You're looking at Less Wrong's discussion board. This includes all posts, including those that haven't been promoted to the front page yet. For more information, see About Less Wrong.

Mark_Friedenbach comments on Deception detection machines - Less Wrong Discussion

2 [deleted] 05 September 2014 08:15PM

You are viewing a comment permalink. View the original post to see all comments and the full post content.

Comments (37)

You are viewing a single comment's thread. Show more comments above.

Comment author: [deleted] 05 September 2014 10:05:16PM 1 point [-]

Not sure what allowing a small chance of false negatives does: you presumably could just repeat all your questions?

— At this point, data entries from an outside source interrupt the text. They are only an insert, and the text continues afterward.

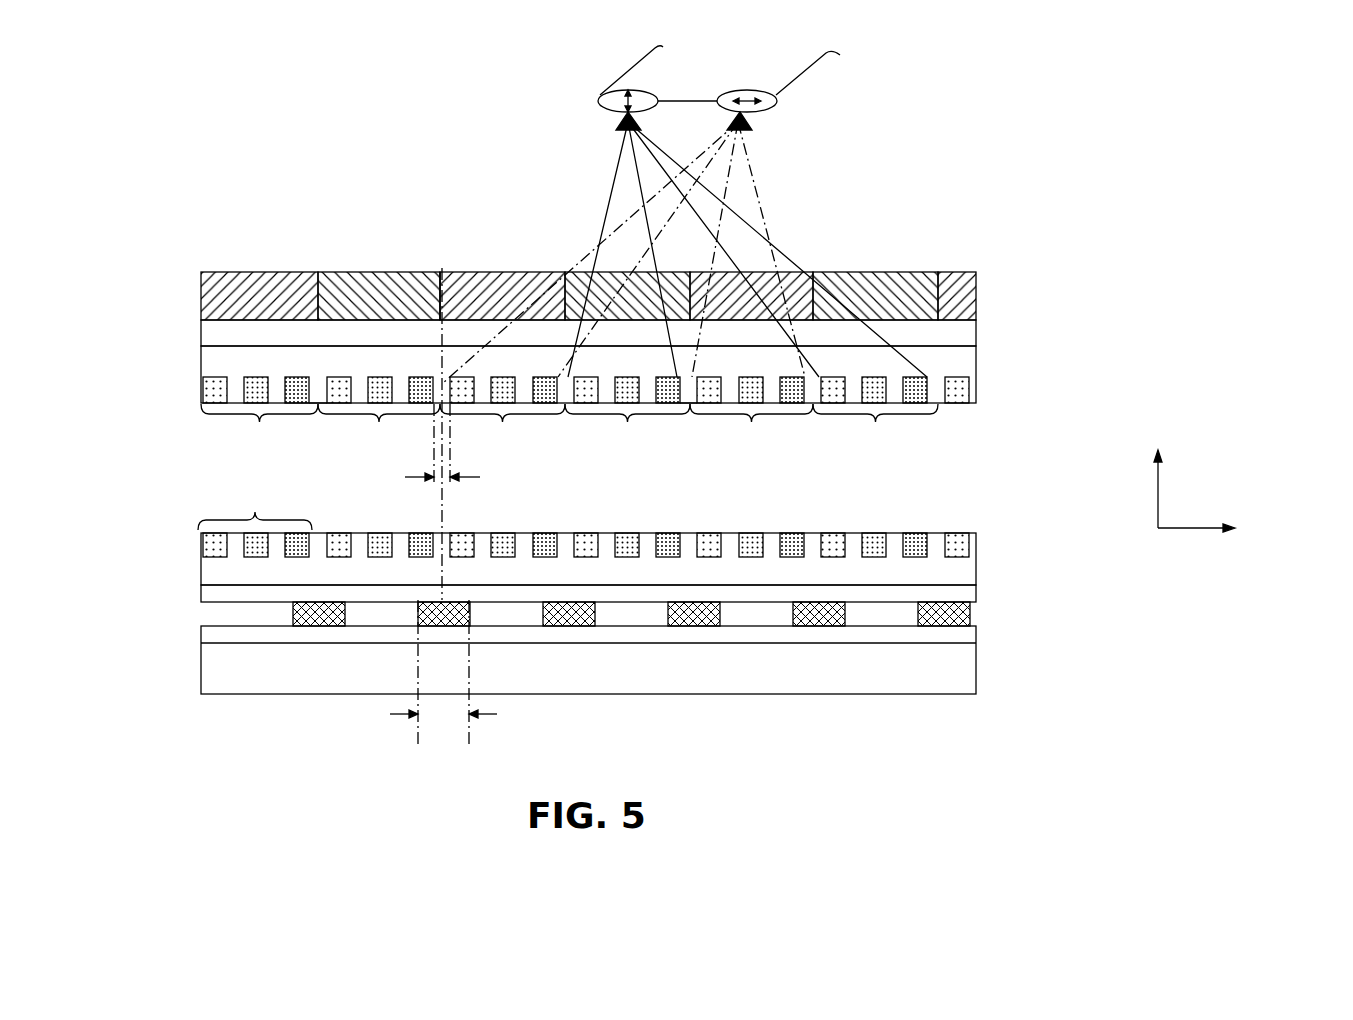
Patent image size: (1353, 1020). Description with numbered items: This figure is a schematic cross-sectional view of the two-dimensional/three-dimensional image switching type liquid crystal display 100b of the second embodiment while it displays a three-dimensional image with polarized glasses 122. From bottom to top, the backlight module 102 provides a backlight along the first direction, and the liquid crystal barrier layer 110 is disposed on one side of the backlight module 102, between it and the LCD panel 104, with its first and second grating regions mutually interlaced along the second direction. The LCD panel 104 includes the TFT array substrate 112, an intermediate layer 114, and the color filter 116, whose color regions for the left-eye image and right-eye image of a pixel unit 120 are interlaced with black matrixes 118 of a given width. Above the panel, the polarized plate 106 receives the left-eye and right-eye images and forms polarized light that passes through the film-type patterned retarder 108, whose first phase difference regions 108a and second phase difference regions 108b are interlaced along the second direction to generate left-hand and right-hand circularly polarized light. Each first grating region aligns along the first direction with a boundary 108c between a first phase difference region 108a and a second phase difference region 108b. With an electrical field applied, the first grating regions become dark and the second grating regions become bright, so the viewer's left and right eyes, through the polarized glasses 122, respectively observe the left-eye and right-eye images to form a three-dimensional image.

The 2D/3D image switching type liquid crystal display 100b is at (1130, 82).
The backlight module 102 is at (962, 668).
The liquid crystal display (LCD) panel 104 is at (678, 394).
The polarized plate 106 is at (967, 330).
The film-type patterned retarder (FPR) 108 is at (630, 379).
The first phase difference regions 108a is at (632, 272).
The second phase difference regions 108b is at (750, 272).
The boundary 108c is at (447, 293).
The liquid crystal barrier layer 110 is at (985, 586).
The TFT array substrate 112 is at (582, 528).
The spacing layer 114 is at (985, 404).
The color filter 116 is at (622, 416).
The black matrixes 118 is at (318, 406).
The pixel unit 120 is at (255, 516).
The polarized glasses 122 is at (813, 72).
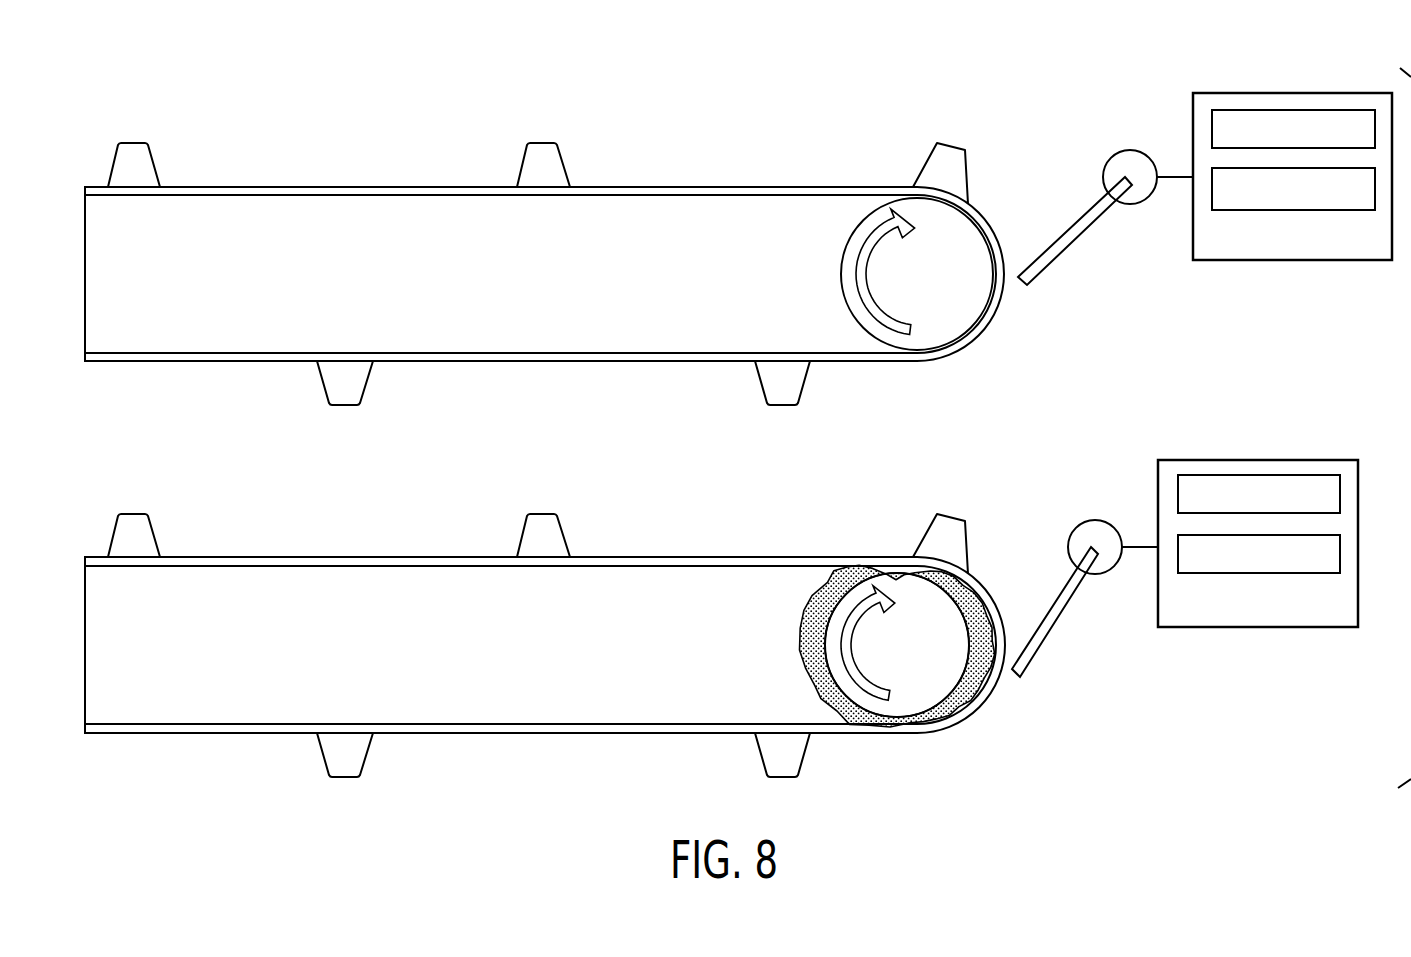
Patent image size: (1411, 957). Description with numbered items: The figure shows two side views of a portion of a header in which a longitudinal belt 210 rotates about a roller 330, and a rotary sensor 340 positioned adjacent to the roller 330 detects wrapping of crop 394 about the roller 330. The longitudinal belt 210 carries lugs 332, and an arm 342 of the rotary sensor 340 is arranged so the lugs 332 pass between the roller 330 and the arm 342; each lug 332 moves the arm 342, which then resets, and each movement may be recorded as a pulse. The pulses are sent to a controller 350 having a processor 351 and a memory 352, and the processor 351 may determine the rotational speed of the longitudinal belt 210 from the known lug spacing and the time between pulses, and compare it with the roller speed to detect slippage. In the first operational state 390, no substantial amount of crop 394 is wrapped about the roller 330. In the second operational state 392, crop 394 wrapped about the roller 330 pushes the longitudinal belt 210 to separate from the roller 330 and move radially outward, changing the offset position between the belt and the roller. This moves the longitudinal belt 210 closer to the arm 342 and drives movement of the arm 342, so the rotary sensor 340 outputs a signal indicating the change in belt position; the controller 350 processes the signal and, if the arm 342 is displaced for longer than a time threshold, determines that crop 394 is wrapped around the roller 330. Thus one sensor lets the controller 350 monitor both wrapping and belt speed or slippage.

The longitudinal belt 210 is at (118, 362).
The roller 330 is at (841, 274).
The lugs 332 is at (345, 405).
The rotary sensor 340 is at (1110, 159).
The arm 342 is at (1070, 246).
The controller 350 is at (1302, 93).
The processor 351 is at (1212, 130).
The memory 352 is at (1212, 195).
The first operational state 390 is at (860, 78).
The second operational state 392 is at (878, 480).
The crop 394 is at (963, 702).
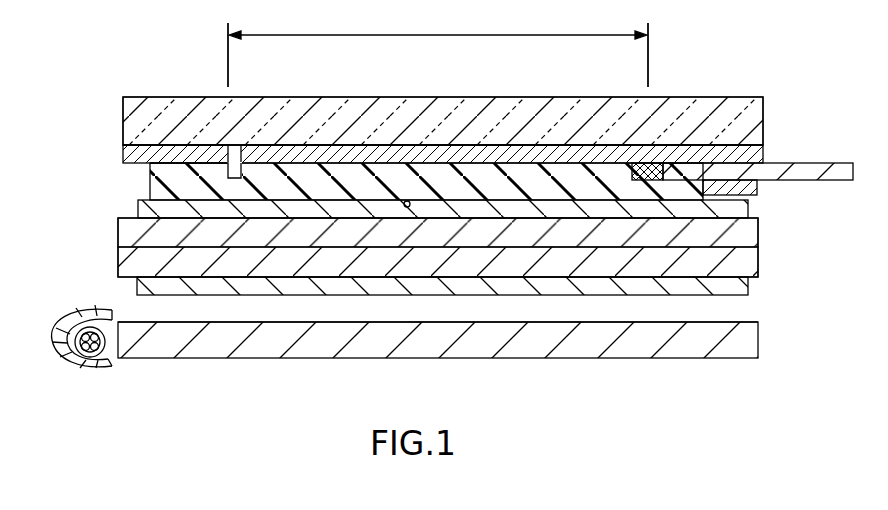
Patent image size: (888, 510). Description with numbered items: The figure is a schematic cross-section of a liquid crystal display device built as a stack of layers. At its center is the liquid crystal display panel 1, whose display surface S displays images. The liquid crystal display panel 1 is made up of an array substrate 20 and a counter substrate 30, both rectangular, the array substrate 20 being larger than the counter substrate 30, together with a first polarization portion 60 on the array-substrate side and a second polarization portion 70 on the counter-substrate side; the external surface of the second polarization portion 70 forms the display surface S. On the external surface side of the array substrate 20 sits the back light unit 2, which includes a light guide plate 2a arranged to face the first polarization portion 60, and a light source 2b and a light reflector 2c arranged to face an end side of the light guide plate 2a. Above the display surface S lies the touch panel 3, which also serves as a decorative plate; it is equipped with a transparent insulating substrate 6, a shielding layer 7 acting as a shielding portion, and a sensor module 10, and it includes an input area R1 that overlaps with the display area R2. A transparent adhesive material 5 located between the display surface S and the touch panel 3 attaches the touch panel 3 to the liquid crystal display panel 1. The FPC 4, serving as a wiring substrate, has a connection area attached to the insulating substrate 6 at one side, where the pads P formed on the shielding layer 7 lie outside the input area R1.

The liquid crystal display panel 1 is at (481, 301).
The back light unit 2 is at (440, 364).
The light guide plate 2a is at (203, 325).
The light source 2b is at (108, 358).
The light reflector 2c is at (58, 357).
The touch panel 3 is at (469, 115).
The FPC (flexible printed circuits) 4 is at (759, 119).
The adhesive material 5 is at (748, 200).
The transparent insulating substrate 6 is at (123, 123).
The shielding layer 7 is at (123, 154).
The sensor module 10 is at (423, 147).
The array substrate 20 is at (485, 262).
The counter substrate 30 is at (571, 237).
The first polarization portion 60 is at (238, 286).
The second polarization portion 70 is at (308, 209).
The display surface S is at (407, 207).
The terminal pad P is at (708, 163).
The input area R1 is at (438, 49).
The display area R2 is at (438, 55).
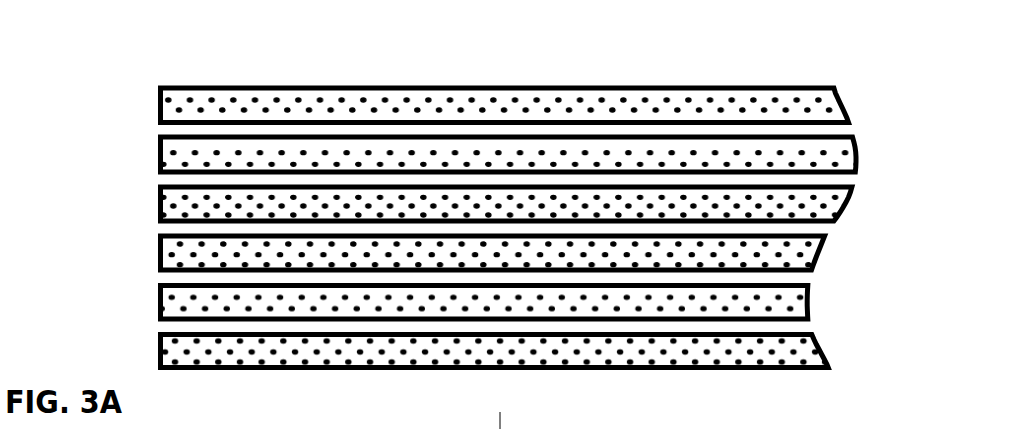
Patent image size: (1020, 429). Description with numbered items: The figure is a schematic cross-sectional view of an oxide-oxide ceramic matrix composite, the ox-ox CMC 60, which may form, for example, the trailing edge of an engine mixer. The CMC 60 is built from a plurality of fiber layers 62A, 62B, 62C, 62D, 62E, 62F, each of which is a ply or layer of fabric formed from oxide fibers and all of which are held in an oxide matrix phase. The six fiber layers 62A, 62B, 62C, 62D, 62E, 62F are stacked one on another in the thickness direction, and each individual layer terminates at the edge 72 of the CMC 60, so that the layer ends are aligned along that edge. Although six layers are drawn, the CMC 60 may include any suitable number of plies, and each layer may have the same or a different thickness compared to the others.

The ox-ox CMC 60 is at (803, 58).
The edge 72 is at (157, 72).
The fiber layer 62A is at (158, 110).
The fiber layer 62B is at (158, 155).
The fiber layer 62C is at (158, 205).
The fiber layer 62D is at (158, 257).
The fiber layer 62E is at (158, 303).
The fiber layer 62F is at (158, 353).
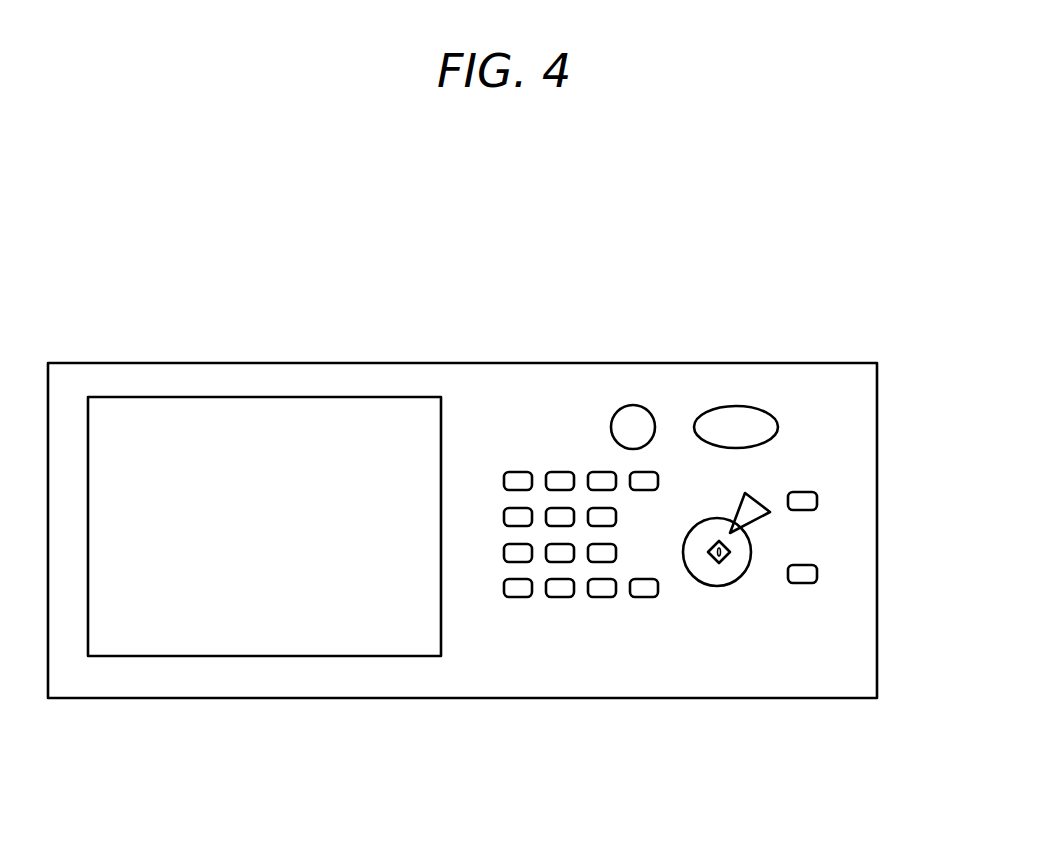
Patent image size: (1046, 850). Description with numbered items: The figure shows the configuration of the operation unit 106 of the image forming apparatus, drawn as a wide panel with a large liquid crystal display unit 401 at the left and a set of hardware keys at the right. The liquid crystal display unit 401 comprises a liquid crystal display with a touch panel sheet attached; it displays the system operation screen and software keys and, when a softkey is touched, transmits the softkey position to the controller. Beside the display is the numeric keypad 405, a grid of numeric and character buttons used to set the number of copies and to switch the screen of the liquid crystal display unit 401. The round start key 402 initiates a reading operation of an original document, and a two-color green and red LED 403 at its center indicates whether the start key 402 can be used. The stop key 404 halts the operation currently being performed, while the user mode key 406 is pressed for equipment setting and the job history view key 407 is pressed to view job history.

The operation unit 106 is at (462, 588).
The liquid crystal display unit 401 is at (264, 457).
The start key 402 is at (820, 593).
The two-color LED 403 is at (800, 435).
The stop key 404 is at (835, 462).
The numeric keypad 405 is at (626, 440).
The user mode key 406 is at (860, 478).
The job history view key 407 is at (872, 537).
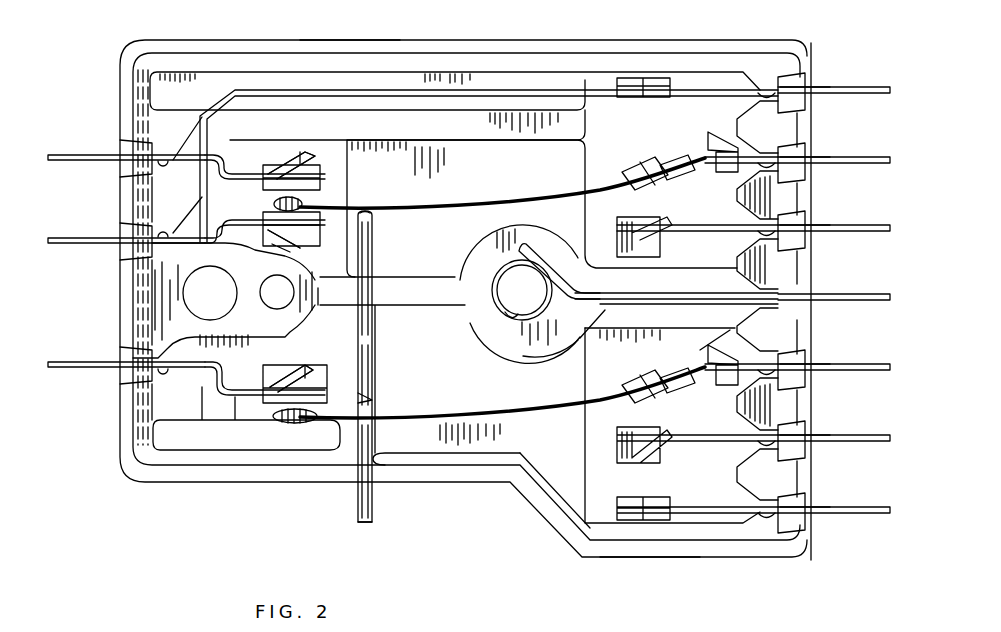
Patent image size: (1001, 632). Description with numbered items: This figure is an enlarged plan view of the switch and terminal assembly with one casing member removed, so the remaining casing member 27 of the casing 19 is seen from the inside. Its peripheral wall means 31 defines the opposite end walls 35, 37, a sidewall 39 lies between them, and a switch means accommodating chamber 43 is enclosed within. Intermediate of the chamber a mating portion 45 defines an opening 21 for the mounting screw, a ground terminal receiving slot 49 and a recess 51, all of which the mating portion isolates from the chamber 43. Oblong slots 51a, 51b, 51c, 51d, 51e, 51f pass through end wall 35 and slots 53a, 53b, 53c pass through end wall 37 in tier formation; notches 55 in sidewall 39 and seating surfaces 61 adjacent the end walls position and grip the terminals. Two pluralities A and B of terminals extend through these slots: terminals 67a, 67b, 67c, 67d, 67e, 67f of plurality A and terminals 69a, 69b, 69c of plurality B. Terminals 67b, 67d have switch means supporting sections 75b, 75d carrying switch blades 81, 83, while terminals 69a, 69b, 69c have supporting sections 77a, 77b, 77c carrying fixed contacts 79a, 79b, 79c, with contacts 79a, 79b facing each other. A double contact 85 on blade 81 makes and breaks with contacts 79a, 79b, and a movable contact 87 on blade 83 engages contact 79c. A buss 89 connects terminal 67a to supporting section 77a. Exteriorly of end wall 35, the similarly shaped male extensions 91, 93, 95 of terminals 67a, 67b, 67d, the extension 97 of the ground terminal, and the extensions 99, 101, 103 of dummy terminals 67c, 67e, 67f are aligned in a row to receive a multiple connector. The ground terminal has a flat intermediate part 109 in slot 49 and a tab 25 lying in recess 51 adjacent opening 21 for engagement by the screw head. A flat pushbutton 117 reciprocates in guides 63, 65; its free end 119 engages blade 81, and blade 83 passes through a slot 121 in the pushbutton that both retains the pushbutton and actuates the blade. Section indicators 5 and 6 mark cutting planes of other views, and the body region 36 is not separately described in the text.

In this case the result would or could be the same, so long as the AI didn't sufficiently update its internal state inbetween. but the detail isn't important; please ignore it. I include it because it makes the device tractable. To achieve perfect detection would require a more powerful computer than the AI being analyzed, which seems impractical. But achieving even infinitesimal error rates appears to be doable (I had a specific construction in mind when writing this post).

More substantially, I don't know how easy 'deception' would be to define - any presentation of information would be selective.

Deception in this case means giving false or incomplete descriptions of its thought processes. It's okay for the AI to think "how do I present this in a way that the human will accept it?" only so long as the AI tells the human it had that thought. E.g. you ask "why do you recommend this action?" and the answer you get is anything other than the actual, 100% complete justification of both the specified choice and its alternatives, and a calculation showing higher expected utility for the chosen action, as well as a whole slew of meta-information such a description of the search strategy and cutoff thresholds for giving up on generating altneratives, which cached computations were available for use, etc. If any of this is falsified, or a single detail ommitted, the red light goes off.

Comment author: DavidAgain 06 September 2014 08:03:53AM 1 point [-]

To me it sounds like the full information provided to avoid being incomplete would be so immense and complex that you'd need another AI just to interpret that! But I may be wrong.

Comment author: [deleted] 07 September 2014 03:50:27PM 1 point [-]

The data is immense, but the deeception detector's job involves only applying simple rules. It's effectively a compressor that compresses the AI logs down to "utility functions + search parameters" which is small enough to be inspected directly.